Some time ago, in a Dallas whose exterior shots are precisely the right shade of beige-grey, Jesse and Tulip hung up their criminal hats to live lives of domesticity: Jesse as a bartender, and Tulip as a realtor. Sorry - realtor’s assistant. That’s unsatisfactory to their former handler Dany (guest Julie Dretzin), who dangles the evergreen carrot of dirty deeds in front of them one last time. While Jesse quickly sinks into a depressing routine of beer, John Wayne movies, loveless sex, and chatting with gender-studies-educated stoner pal Reggie, Tulip can’t sit so still, so she starts working for Dany again in secret.
It’s when Jesse discovers Tulip’s stash of ill-gotten gains that the flashback’s intent becomes clear: this is all meant to reinforce Jesse’s dark side. Jesse and Tulip argue vociferously over Tulip’s resumed criminal career, but when it comes to blows, Jesse takes his rage out on Reggie, bloodying the poor guy's face because he can’t bring himself to hit Tulip. It’s an ugly, “see what you made me do” moment, filled with unspoken threat. Such uncontrolled, violent anger is frightening coming from the show’s protagonist, and given everything that happens, it’s easy to see why Jesse takes up his churchy inheritance. It's an act of penance.
What impact do the Dallas flashbacks have on the in-progress story? It sort of explains Tulip’s situation with Viktor: though the episode's surprisingly light on details, their marriage appears to have been a relatively decent one, and Viktor a relatively decent fellow (at least, when it comes to his family - he’s still got that torture room, after all). More pertinently, it sets Viktor up as the latest victim of Jesse’s lack of self-control. Jesse strings up the gangster in his own torture harness, as Tulip begs him to stop, and even uses the Word to force Tulip to leave him to his own devices (and, more literally, to Viktor's). It’s super uncomfortable, a tragic mirror to the previous episode's triumphant "Uptown Girl" action setpiece, the show rubbing our faces in the violence we’d been celebrating a week earlier. You like this shit? Have some more, you monsters.
Also noteworthy here: Cassidy’s attempts to talk Jesse down from the edge - or rather, his subliminal attempts to push him over it. Cassidy’s been trying to break them up this whole time, for his own purposes, and his self-identification as “greedy, selfish, and jealous” is completely accurate. He doesn’t succeed in Iago-ing Jesse into killing Viktor, but he’s going to fuck things up eventually. He’s a ticking, blood-drinking time bomb.

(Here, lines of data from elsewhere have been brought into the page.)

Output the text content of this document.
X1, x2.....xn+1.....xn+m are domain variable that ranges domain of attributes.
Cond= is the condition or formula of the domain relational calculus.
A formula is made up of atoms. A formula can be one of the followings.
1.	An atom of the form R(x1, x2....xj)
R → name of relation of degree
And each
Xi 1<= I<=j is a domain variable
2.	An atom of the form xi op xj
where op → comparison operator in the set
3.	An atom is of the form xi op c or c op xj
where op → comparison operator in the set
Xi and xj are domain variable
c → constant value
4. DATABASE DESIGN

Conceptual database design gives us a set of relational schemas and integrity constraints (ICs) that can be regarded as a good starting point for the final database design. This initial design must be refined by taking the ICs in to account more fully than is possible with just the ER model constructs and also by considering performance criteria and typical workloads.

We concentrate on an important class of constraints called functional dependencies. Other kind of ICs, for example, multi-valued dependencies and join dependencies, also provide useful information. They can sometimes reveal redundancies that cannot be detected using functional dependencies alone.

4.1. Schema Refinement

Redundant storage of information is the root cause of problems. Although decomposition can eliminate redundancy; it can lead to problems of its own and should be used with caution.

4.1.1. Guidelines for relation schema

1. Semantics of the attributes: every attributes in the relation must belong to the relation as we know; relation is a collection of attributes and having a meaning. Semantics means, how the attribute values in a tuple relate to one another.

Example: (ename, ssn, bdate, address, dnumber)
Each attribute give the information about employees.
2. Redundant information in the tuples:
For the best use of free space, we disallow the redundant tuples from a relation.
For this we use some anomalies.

I complained last week that “Viktor” put the story on hold a little, and “Dallas” literally puts it in reverse, spending most of its time in the past. But while “Viktor” was just spinning its wheels and making jokes, “Dallas” has a point: Jesse is not above his worst qualities simply because he’s a preacher now. In fact, he’s kind of an asshole, as Viktor accurately points out. Ultimately, he backs down from killing Viktor, but that violence will always be in his heart, threatening to burst out again. The episode’s brooding, genuine darkness comes from within Jesse, not from the screenwriters forcing a tone onto everything, and that’s important.
At the end of the episode, divorce papers come out, but they hardly matter, as the Saint of Killers shows up (as he does at the end of episodes nowadays) and guns Viktor down. The mansion’s only survivor is Viktor’s daughter, who sells Jesse out to the gunslinger. And why not? In her eyes, Jesse’s responsible only for suffering. And depending on her view of the episode’s central question - whether or not people can change - she might well believe she’s doing an act of good.